Cuenta un músico que tocaba con él antes de que viajara a Nueva York a inventar el bebop que le decían “Bird”, pero no porque tocara su instrumento como un pájaro que cruza el cielo azul a toda velocidad; no, nada que ver. La historia es que yendo de un concierto a otro en varios autos, cruzando la noche en el Estados Unidos rural de antes de la Segunda Guerra, pisaron un pájaro y, en lugar de seguir, por insistencia de quien a partir de esa noche se convertiría en “Bird”, frenaron y se llevaron lo que acababan de atropellar. Al otro día, los músicos se comieron lo que habían pisado en la ruta y apodaron a uno de ellos con el nombre de la especie que estaban almorzando. Sí, estoy hablando de Charlie “Bird” Parker.

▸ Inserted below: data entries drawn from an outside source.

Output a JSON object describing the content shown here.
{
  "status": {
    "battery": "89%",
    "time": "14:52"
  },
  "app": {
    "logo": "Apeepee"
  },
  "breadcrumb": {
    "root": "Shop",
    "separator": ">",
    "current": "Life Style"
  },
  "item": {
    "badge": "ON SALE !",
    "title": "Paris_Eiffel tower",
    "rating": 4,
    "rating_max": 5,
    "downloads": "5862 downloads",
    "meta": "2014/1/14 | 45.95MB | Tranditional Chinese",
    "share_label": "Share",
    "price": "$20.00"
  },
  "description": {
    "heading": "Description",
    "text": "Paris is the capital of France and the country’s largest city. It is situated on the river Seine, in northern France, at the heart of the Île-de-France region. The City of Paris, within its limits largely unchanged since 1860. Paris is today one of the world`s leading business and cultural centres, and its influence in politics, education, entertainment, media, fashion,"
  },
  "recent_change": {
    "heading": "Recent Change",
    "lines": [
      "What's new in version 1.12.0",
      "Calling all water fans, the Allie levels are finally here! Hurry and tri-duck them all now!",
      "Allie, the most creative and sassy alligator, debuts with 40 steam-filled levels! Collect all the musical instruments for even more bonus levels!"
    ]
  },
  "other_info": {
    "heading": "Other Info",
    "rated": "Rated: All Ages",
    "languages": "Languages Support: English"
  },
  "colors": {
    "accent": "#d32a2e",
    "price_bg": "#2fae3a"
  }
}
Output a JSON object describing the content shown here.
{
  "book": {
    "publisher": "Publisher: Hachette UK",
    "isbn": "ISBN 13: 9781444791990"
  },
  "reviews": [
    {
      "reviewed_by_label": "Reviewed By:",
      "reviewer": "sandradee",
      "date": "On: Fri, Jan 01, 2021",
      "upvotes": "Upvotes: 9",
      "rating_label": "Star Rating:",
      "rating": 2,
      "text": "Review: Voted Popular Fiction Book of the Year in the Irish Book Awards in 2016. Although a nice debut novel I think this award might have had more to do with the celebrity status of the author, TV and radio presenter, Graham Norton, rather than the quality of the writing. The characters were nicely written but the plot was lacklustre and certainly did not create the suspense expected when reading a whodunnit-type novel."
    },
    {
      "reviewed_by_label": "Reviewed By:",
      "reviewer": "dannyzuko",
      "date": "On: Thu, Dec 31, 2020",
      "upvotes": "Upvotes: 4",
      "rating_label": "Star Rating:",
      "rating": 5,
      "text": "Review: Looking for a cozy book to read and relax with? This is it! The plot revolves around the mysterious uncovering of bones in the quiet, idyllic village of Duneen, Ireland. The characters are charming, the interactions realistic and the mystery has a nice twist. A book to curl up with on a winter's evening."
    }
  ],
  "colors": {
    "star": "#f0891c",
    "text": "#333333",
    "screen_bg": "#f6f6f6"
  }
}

Este 29 de agosto se cumplen cien años de que empezara la fugaz vida del saxofonista nacido en Kansas City con el nombre de Charles Christopher Parker, Jr.. En el documental Celebreting Bird, escrito y dirigido por Gary Giddins, puede verse esa primera época del músico en su ciudad natal. Su primera esposa narra la forma en la que le propuso matrimonio y cómo, al año de estar casados y con un hijo recién nacido, se da cuenta de que en esa ciudad no puede hacer nada: le pide que “lo deje libre”, le ruega a su madre que la cuide a ella y a su hijo de un año y se va. Ese es el mito de origen de este absoluto héroe del jazz al que nada, ni su propia vida, le importaba más que la música.
En el libro Ropa música chicos, Viv Albertine, guitarrista de la banda pionera del punk The Slits, escribe sobre el momento en el que Sid Vicious se convierte en bajista. Encerrado en un cuarto de una casa londinense ocupada, estimulado por una dosis fuerte de anfetaminas, se colgaba el bajo y ponía una y otra vez el primer álbum de los Ramones hasta aprenderse todas las canciones de la banda. Viv dice que haciendo eso se hizo el bajista de la banda que ellos dos creían la mejor del mundo, los Sex Pistols. En Bird, la premiada biopic de Clint Eastwood, se ve que Parker hace algo muy parecido: rechazado por músicos profesionales –al ser negro le fue prohibida la entrada al conservatorio–, pasaba jornadas de quince horas encerrado en habitaciones, tocando encima de los discos e intentando sacarle a su instrumento el sonido que quería. Estos dos creadores de géneros musicales mueren –uno en 1955 y otro en 1979– embrutecidos por las drogas a una edad muy temprana en la misma ciudad de Nueva York.
Charlie Parker elegía bien a quien tocaba a su lado en la trompeta, Dizzy Gillespie y Miles Davis fueron algunos, pero fue Chet Baker quien en sus memorias, Como si tuviera alas, donde escribe sobre sus tortuosa lucha contra la heroína mientras intentaba hacerse una carrera en la música, dice que cuando compartían escenarios en una temporada en Los Ángeles, entre los descansos de los shows, le pedía que lo llevara a comer tacos inundados en salsa verde, de los que devoraba una docena. Baker es otro de los que insiste con que, a pesar de ser rechazado por los dueños de los lugares donde se podía tocar, Charlie era adorado por sus seguidores. En la novela en la que Don DeLillo se propone hacer un retrato de mil páginas de Nueva York, Submundo, uno de los tantos narradores es Ismael, un artista del grafiti experto en pintar vagones de tren. Ismael hace las cosas sin ningún tipo de permiso, disfrutando de quebrar la ley y dejando registro en esos vagones que veía pasar una y otra vez. A altas horas de la madrugada, su rutina era colarse donde descansaban los trenes sin que nadie lo viera. En la oscuridad, alumbrando su camino con linternas, solía preguntarse qué significarían esas pintadas antiguas, anteriores a las que hacía él mismo, que ya era un precursor, que insistían con “Bird vive”.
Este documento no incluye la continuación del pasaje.